Le refus des technologies numériques américaines affaiblirait la défense européenne
DIA-24 février 2026: Toute tentative de l’Europe pour se détacher des technologies numériques américaines risquerait de dégrader ses capacités défensives, les armées des États membres dépendant largement des logiciels fournis par les entreprises états-uniennes, rapporte le Financial Times, citant des responsables militaires européens.
« La plupart de nos plateformes européennes reposent sur des technologies américaines, c’est pourquoi il est difficile d’imaginer un changement à court terme. C’est tout simplement impossible », confie l’un d’eux au quotidien.
Cette dépendance ne concerne pas que les armements ou les infrastructures, soulignent ces responsables. Elle s’étend aux logiciels utilisés pour sécuriser les communications, collecter du renseignement ou stocker des données. S’en affranchir mettrait en péril la sécurité du continent. Certains redoutent même qu’en cas de tensions transatlantiques, Washington ne puisse « actionner l’interrupteur » et désactiver à distance les systèmes américains embarqués sur les chasseurs ou les équipements militaires européens, les rendant inopérants.
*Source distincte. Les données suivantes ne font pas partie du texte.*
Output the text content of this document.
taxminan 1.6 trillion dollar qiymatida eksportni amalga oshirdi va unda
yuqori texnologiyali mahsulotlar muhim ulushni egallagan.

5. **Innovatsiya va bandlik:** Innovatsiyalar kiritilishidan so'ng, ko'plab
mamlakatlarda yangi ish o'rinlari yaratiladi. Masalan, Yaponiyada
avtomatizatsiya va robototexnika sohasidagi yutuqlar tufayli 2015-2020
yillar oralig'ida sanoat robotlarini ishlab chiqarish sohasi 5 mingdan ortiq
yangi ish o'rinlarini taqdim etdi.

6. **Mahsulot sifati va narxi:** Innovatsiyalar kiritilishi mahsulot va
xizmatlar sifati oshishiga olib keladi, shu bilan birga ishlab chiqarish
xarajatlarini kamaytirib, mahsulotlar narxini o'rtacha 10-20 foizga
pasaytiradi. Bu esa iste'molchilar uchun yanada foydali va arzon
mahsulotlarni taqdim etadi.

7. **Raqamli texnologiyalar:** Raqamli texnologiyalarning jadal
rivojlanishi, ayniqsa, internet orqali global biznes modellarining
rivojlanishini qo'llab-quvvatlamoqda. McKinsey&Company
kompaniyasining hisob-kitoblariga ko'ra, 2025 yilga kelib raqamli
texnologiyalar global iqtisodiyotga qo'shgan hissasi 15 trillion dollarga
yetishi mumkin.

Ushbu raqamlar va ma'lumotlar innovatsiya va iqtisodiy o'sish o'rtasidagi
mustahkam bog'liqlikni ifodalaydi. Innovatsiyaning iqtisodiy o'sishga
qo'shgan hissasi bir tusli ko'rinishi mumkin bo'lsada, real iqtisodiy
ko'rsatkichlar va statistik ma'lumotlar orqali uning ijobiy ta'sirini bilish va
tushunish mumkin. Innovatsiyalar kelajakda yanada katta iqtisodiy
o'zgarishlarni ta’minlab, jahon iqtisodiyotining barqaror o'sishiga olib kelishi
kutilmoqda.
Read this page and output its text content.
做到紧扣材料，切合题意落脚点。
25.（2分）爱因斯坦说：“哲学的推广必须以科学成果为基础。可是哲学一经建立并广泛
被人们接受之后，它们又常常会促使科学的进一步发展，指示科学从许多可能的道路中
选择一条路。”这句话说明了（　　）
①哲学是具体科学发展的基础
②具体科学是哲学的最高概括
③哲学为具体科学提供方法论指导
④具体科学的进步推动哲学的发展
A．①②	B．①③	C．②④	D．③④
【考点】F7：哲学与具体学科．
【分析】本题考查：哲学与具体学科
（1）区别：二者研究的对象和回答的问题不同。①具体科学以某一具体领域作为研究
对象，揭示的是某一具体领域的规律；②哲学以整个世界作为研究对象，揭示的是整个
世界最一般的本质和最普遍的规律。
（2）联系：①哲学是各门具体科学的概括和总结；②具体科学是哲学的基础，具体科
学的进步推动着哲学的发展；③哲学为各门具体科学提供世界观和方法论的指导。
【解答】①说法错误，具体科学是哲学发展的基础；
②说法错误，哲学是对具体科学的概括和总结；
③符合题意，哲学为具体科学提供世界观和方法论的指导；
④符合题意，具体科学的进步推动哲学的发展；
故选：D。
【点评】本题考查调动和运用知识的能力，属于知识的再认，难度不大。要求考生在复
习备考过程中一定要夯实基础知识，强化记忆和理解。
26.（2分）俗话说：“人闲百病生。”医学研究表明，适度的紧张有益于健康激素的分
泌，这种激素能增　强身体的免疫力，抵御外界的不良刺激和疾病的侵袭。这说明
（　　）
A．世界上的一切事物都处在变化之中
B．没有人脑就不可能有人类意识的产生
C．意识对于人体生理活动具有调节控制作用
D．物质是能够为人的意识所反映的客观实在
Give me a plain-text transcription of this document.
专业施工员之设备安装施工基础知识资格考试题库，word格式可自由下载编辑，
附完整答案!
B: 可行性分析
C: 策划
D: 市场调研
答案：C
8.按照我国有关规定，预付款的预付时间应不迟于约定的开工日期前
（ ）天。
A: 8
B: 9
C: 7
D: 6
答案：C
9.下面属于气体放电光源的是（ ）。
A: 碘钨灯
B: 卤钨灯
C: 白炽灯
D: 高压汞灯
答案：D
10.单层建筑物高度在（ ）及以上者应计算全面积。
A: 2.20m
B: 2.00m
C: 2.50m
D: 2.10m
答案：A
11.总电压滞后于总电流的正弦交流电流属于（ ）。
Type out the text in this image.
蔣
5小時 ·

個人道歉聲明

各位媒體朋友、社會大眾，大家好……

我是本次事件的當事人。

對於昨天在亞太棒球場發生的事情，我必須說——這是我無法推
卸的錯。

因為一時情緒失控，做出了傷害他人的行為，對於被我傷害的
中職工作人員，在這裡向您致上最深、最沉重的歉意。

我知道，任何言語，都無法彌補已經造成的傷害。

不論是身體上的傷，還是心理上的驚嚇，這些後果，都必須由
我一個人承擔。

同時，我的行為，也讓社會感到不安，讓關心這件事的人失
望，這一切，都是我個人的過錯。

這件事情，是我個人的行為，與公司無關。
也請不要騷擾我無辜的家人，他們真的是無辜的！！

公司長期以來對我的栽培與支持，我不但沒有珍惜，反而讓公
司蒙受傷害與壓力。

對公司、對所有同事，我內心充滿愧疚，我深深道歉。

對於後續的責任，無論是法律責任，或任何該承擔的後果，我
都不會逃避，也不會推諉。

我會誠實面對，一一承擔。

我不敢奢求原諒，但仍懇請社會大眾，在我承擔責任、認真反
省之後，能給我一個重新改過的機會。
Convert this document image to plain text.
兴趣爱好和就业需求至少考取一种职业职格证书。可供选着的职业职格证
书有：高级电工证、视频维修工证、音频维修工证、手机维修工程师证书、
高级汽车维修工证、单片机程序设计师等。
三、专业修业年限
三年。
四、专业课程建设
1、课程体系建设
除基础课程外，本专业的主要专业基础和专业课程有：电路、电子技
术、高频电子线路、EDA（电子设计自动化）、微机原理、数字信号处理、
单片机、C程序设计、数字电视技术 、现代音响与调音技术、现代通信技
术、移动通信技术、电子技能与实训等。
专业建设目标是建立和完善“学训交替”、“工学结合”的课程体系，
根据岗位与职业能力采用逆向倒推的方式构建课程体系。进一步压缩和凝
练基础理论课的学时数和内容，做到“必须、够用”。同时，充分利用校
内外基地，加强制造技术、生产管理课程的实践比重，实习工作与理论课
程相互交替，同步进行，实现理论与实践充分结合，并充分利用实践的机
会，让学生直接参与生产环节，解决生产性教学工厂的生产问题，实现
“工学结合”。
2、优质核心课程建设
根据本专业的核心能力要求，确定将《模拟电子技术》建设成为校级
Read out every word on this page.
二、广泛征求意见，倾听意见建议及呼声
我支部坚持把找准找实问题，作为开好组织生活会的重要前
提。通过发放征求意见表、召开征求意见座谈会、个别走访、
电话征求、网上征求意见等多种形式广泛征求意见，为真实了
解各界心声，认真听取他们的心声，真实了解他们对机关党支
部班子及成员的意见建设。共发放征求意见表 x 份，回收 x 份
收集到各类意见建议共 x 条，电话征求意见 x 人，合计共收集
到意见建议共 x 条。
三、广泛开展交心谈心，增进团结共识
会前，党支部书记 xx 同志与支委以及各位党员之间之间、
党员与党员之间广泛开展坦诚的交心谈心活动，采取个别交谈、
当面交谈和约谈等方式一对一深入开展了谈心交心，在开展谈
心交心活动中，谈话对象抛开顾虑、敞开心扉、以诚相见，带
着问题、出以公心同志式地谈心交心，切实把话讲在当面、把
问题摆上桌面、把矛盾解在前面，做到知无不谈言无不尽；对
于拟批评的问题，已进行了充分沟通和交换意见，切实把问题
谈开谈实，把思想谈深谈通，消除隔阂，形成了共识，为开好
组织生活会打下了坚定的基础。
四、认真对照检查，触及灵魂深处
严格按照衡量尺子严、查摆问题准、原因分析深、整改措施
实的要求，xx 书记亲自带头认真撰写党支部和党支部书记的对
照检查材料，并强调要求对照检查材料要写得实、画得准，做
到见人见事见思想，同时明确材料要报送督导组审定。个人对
Pour apaiser ces craintes, les géants américains de la tech assurent que leurs logiciels resteront fiables quel que soit le locataire de la Maison-Blanche, et se disent prêts à fournir des solutions pour contourner tout « interrupteur » potentiel, indique le journal.
Précédemment, le média Politico avait écrit que les pays de l’UE ne pourraient pas totalement renoncer aux technologies numériques américaines et en dépendraient dans les prochaines années. La plupart des gouvernements européens utilisent des logiciels américains. Les deux tiers du marché européen des services cloud sont contrôlés par les entreprises américaines Google, Microsoft et Amazon. La majorité des entreprises européennes utilisent également des logiciels développés aux États-Unis.